Tek adam rejiminin kurumsallaşması adım adım inşa ediliyor. Enformasyon yasasıyla büyük bir kısmı yandaş hale getirilmiş medyanın, tamamını denetim altına almak için sansür yasası kurumsallaştırılıyor. Aile yasalarıyla cinsiyet ayrımcılığı derinleştiriliyor. Devlet Denetleme Kurulu eliyle bütün devlet kurumlarına kayyum atamak yasal hale getiriliyor, TSMB’ye şirketlere el koyma yetkisi veriliyor ve daha nice anti-demokratik uygulamalar... Her türlü baskı da bu kötülükler rejimini ayakta tutmak için pervasızca hayata geçiriliyor.
İktidarın bu yönelimi son derece açık ve net bir şekilde ortadayken, bu iktidardan demokratik bir adım, Kürt sorununun çözümü, krizden çıkış için halkın yararına bir politika ve özgürlükçü bir anayasa beklemek tarihsel bir hatadır.
12 Eylül seçimleri “veto” yoluyla cuntacılar tarafından kurgulanırken bir yandan da yapılan Anayasa’nın hâlâ etkileri süren bir darbe Anayasası olarak hayata geçirildiği unutulmamalıdır.
İktidar her geçen gün halk desteğini yitirirken varlığını sürdürmenin tek yolu olarak baskı ve şiddete başvuruyor.
Ama bu kez biraz sert kayaya çarpmış gibi görünüyor. İmamoğlu operasyonu bardağı taşıran son damla oldu. Türkiye adeta ayağa kalktı. İktidarın bu adımı öyle görünüyor ki muhalefeti parçalama stratejisi açısından tam tersine bir sonuç yarattı. Muhalefet bu hukuk dışı uygulama karşısında birleşti. Yakın dönemin en kitlesel Newroz’larının kutlandığı alanlardan muhalif sesler yükselirken Anadolu’nun neredeyse bütün kentlerinde iktidar protesto edildi.
Yıllardır düzenin bastırdığı, gelecekleri ellerinden alınan gençler siyaset sahnesine çıktı. Ülkenin dört bir yanında kadınlar, emekliler, işçiler sokaklara döküldü. Kuşkusuz sorun sadece İmamoğlu değil, yıllardır baskı altında tutulan halkın öfkesi olarak ortaya çıktı. Şimdi yapılması gereken bu demokratik ve meşru tepkileri örgütlemek ve tek adam rejimine son verecek birleşik bir muhalefet hareketini hayata geçirmektir.

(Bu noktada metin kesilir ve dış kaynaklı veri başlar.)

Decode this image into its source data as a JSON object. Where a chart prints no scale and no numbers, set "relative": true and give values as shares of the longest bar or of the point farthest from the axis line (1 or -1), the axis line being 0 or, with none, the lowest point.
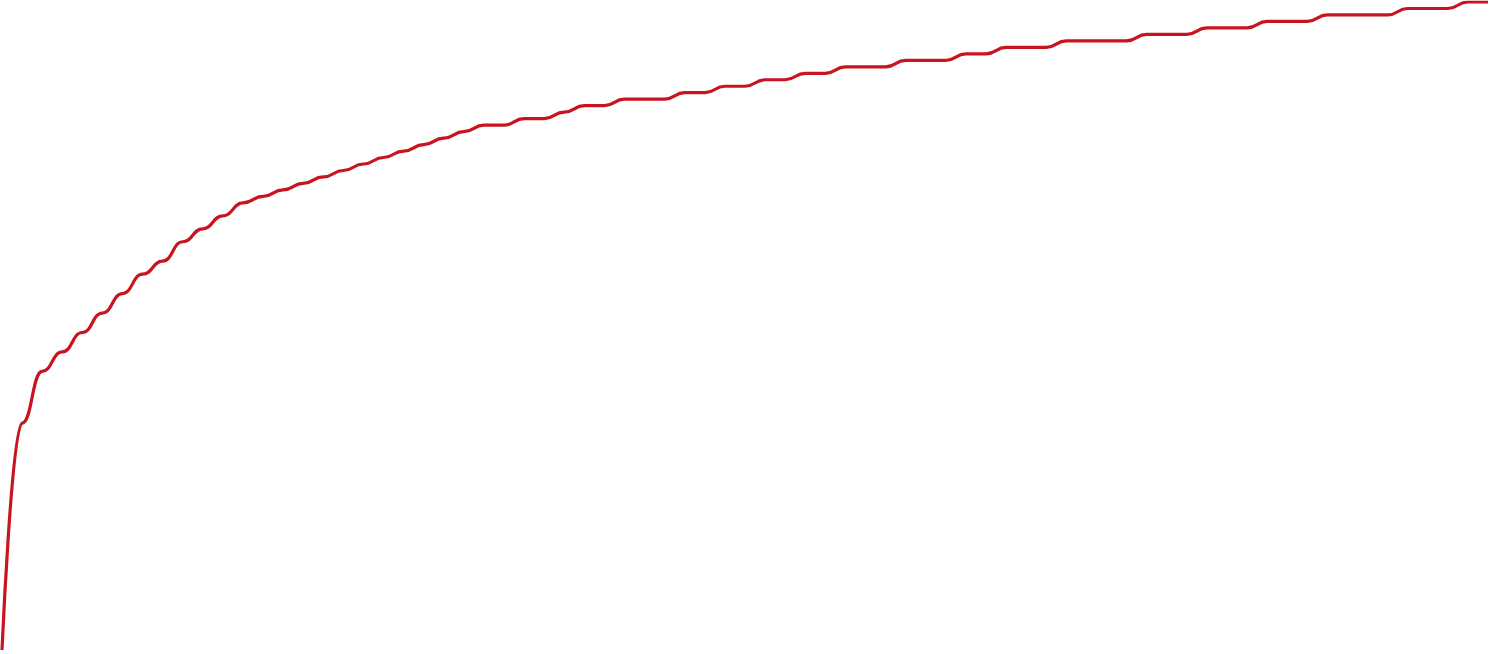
{
  "chart_data": {
    "type": "line",
    "relative": true,
    "marker": "none",
    "categories": [
      null,
      null,
      null,
      null,
      null,
      null,
      null,
      null,
      null,
      null,
      null,
      null,
      null,
      null,
      null,
      null,
      null,
      null,
      null,
      null,
      null,
      null,
      null,
      null,
      null,
      null,
      null,
      null,
      null,
      null,
      null,
      null,
      null,
      null,
      null,
      null,
      null,
      null,
      null,
      null,
      null,
      null,
      null,
      null,
      null,
      null,
      null,
      null,
      null,
      null,
      null,
      null,
      null,
      null,
      null,
      null,
      null,
      null,
      null,
      null,
      null,
      null,
      null,
      null,
      null,
      null,
      null,
      null,
      null,
      null,
      null,
      null,
      null,
      null,
      null
    ],
    "series": [
      {
        "color": "#c8141e",
        "values": [
          0,
          0.35,
          0.43,
          0.46,
          0.49,
          0.52,
          0.55,
          0.58,
          0.6,
          0.63,
          0.65,
          0.67,
          0.69,
          0.7,
          0.71,
          0.72,
          0.73,
          0.74,
          0.75,
          0.76,
          0.77,
          0.78,
          0.79,
          0.8,
          0.81,
          0.81,
          0.82,
          0.82,
          0.83,
          0.84,
          0.84,
          0.85,
          0.85,
          0.85,
          0.86,
          0.86,
          0.87,
          0.87,
          0.88,
          0.88,
          0.89,
          0.89,
          0.9,
          0.9,
          0.9,
          0.91,
          0.91,
          0.91,
          0.92,
          0.92,
          0.93,
          0.93,
          0.93,
          0.94,
          0.94,
          0.94,
          0.94,
          0.95,
          0.95,
          0.95,
          0.96,
          0.96,
          0.96,
          0.97,
          0.97,
          0.97,
          0.98,
          0.98,
          0.98,
          0.98,
          0.99,
          0.99,
          0.99,
          1.0,
          1.0
        ]
      }
    ]
  }
}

Siyaset artık etkisi yok edilmiş parlamentodan, grup toplantılarındaki laf yarışlarından kurtulup gerçek sahiplerinin halkın eline geçmiş durumda. Bu kararlı çizgi sürdürüldükçe bu halkı teslim alamayacaklar. Mutlak ve mutlaka saray rejimi kaybedecek, halk kazanacak.